Submission in Marriage
Ephesians 5: 21 submitting to one another in the fear of God. 22 Wives, submit to your own husbands, as to the Lord. 23 For the husband is head of the wife, as also Christ is head of the church; and He is the Savior of the body. 24 Therefore, just as the church is subject to Christ, so let the wives be to their own husbands in everything. 25 Husbands, love your wives, just as Christ also loved the church and gave Himself for her, 26 that He might sanctify and cleanse her with the washing of water by the word, 27 that He might present her to Himself a glorious church, not having spot or wrinkle or any such thing, but that she should be holy and without blemish. 28 So husbands ought to love their own wives as their own bodies; he who loves his wife loves himself. 29 For no one ever hated his own flesh, but nourishes and cherishes it, just as the Lord does the church. 30 For we are members of His body, of His flesh and of His bones. 31 "For this reason a man shall leave his father and mother and be joined to his wife, and the two shall become one flesh." 32 This is a great mystery, but I speak concerning Christ and the church. 33 Nevertheless let each one of you in particular so love his own wife as himself, and let the wife see that she respects her husband. (NKJV)
The book of Ephesians is part of what is known as the Prison Epistles. The writings, themselves, affirm that the epistles were written by the Apostle Paul from prison.
There are differing opinions as to during which of Paul’s prison confinements the epistles were written. There are many sources that discuss this subject fully. For our purposes, we will go along with the thought of most scholars that Paul wrote the prison epistles during his house arrest in Rome from AD 60-62.
It is believed that the epistle was written about AD 61 to the house churches in Ephesus, Asia. The idea was that this authoritative letter would be passed along to the other churches.
The book of Ephesians can be divided into two halves. The first half, the first three chapters, is concerned with the positional; doctrine outlining our position in Christ.
The second half, the last three chapters, is concerned with the practical; how we work out our position in the practical living of our Christian life. This is similar to the breakdown of the book of Romans, Paul’s previous writing.
It is critical to the understanding of this passage that it be put in the proper context. Previously in this chapter we learned how each of us should not be controlled by anything but the Holy Spirit. We do this by emptying ourselves of self and allowing the Holy Spirit to fill (control) us.
In other words, all selfishness must have left our bodies. We are no longer living to please ourselves but to please the Lord.
Now, once we are in this state, we are free to submit to the Lord whatever He asks. The first thing He asks of every Christian is for each of us to submit to every other Christian (v.21).
So, this is a message to both husband and wife. Both are to submit to their brothers and sisters in Christ, and to each other.

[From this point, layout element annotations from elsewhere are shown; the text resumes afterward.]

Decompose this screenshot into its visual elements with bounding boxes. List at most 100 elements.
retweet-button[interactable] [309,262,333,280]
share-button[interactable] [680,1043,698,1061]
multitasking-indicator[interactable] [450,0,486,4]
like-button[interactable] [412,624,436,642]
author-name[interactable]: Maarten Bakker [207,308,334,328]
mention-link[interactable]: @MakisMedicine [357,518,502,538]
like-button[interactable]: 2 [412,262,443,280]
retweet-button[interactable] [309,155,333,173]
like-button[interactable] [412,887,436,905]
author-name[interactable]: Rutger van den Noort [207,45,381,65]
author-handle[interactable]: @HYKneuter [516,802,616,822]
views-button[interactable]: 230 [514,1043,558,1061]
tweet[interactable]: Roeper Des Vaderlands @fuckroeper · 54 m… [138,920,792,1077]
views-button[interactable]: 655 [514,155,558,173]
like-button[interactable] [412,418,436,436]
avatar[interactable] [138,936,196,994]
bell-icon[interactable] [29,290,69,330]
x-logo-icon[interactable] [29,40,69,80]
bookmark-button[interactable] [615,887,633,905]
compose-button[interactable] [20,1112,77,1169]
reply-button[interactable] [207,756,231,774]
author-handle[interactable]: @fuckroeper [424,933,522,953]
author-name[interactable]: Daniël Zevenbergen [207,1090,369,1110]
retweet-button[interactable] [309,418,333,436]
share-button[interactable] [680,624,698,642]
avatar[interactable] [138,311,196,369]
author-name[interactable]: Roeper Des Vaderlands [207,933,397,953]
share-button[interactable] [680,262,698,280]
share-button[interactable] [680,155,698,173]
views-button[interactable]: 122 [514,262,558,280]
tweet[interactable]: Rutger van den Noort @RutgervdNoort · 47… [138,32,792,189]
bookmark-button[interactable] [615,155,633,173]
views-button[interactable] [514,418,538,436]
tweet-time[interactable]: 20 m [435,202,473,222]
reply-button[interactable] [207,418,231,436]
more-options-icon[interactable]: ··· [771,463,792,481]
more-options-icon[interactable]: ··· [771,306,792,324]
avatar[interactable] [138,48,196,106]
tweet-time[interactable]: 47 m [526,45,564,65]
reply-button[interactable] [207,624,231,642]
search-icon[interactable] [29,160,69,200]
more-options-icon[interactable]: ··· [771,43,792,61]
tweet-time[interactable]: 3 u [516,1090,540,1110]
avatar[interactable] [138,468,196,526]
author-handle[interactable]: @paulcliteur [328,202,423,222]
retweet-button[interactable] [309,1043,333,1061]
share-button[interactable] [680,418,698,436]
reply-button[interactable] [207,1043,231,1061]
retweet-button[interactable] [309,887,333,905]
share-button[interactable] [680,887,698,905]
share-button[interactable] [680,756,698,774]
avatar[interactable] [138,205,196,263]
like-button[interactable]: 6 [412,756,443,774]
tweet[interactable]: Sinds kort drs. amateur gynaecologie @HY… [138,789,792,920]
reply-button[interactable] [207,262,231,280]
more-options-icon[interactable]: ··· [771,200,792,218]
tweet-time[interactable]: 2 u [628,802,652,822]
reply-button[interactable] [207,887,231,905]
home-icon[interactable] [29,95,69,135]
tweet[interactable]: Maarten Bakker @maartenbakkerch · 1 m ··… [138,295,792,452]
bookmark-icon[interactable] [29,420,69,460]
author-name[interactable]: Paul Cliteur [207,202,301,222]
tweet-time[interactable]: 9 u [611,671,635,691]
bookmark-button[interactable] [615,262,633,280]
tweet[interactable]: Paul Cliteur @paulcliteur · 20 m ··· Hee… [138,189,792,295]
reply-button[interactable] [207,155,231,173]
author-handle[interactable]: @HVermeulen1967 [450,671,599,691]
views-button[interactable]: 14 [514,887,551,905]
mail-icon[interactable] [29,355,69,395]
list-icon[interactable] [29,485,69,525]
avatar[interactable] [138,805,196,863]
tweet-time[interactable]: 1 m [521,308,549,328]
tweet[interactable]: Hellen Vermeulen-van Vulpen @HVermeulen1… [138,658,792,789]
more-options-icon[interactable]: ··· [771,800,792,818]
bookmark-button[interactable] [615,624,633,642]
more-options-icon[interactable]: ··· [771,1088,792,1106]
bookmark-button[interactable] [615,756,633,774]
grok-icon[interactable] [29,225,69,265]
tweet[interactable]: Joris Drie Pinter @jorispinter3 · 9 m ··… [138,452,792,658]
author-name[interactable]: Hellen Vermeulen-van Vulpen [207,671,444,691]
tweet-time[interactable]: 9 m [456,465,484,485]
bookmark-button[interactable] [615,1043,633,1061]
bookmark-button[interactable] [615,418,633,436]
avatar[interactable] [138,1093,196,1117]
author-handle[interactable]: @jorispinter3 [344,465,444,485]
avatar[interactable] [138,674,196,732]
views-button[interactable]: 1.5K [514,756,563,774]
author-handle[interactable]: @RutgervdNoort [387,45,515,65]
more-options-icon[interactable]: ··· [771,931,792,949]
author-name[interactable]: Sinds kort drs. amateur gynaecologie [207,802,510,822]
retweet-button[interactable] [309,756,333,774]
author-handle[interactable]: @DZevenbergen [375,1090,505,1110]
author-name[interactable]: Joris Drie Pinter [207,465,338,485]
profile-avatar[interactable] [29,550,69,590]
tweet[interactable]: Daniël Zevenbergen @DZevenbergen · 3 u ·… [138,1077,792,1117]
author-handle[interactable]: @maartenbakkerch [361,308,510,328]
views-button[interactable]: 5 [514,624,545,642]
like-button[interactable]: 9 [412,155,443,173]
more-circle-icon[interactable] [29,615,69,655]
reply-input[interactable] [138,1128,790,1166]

Next the Lord addresses wives. He says that wives should not only submit to their brothers and sisters in Christ, but also should submit to their husbands just as they should submit to the Lord and just as the church submits to the Lord (v.22-24).
Again, this does not work if she is being controlled by self. She must have relinquished control to the Holy Spirit. She is now living to please the Lord, not herself.
Even if her husband is not a Christian, she should submit to the Lord’s instructions to submit to her husband’s leadership. However, if her husband asks her to do something that is not Biblical, not pleasing to the Lord, she should refuse because her first allegiance is to the Lord.
This is the way the Lord has chosen to maintain order, to make final decisions, in the family. Just as the Lord is submissive to the Father (1 Cor. 11:3), He asks the wife to be submissive to her husband.
Neither is inferior to the other. Christ and the Father are equal in the Godhead and wife and husband are equal in the family.
Next, the Lord turns to the husband. The Lord says that husbands must love their wives as Christ loved the church. Christ gave up his life for the church and the husband must be ready and willing to do the same (v.25-27).
The Lord calls the husband to love his wife as his own body (v.28-30), because they are united, one flesh (v.31). Just as the husband feeds, protects, and cares for the needs of his own body, he should also do the same for his wife.
This only happens if the husband has emptied himself of self and allowed the Holy Spirit to fill (control) him. The husband must be living to please the Lord and not himself. Again, if he is leading on an unbiblical track the wife’s first allegiance is to obey the Lord.
Finally, the Lord concludes this teaching with the commandment that the wife must respect her husband (v.33). Our creator knows that a wife’s respect for her husband is a great motivator.
It can make him, or the lack of respect can destroy him. Respect for her husband is not something that the husband must justify or “earn”. It is commanded by the Lord, and is necessary for a loving relationship.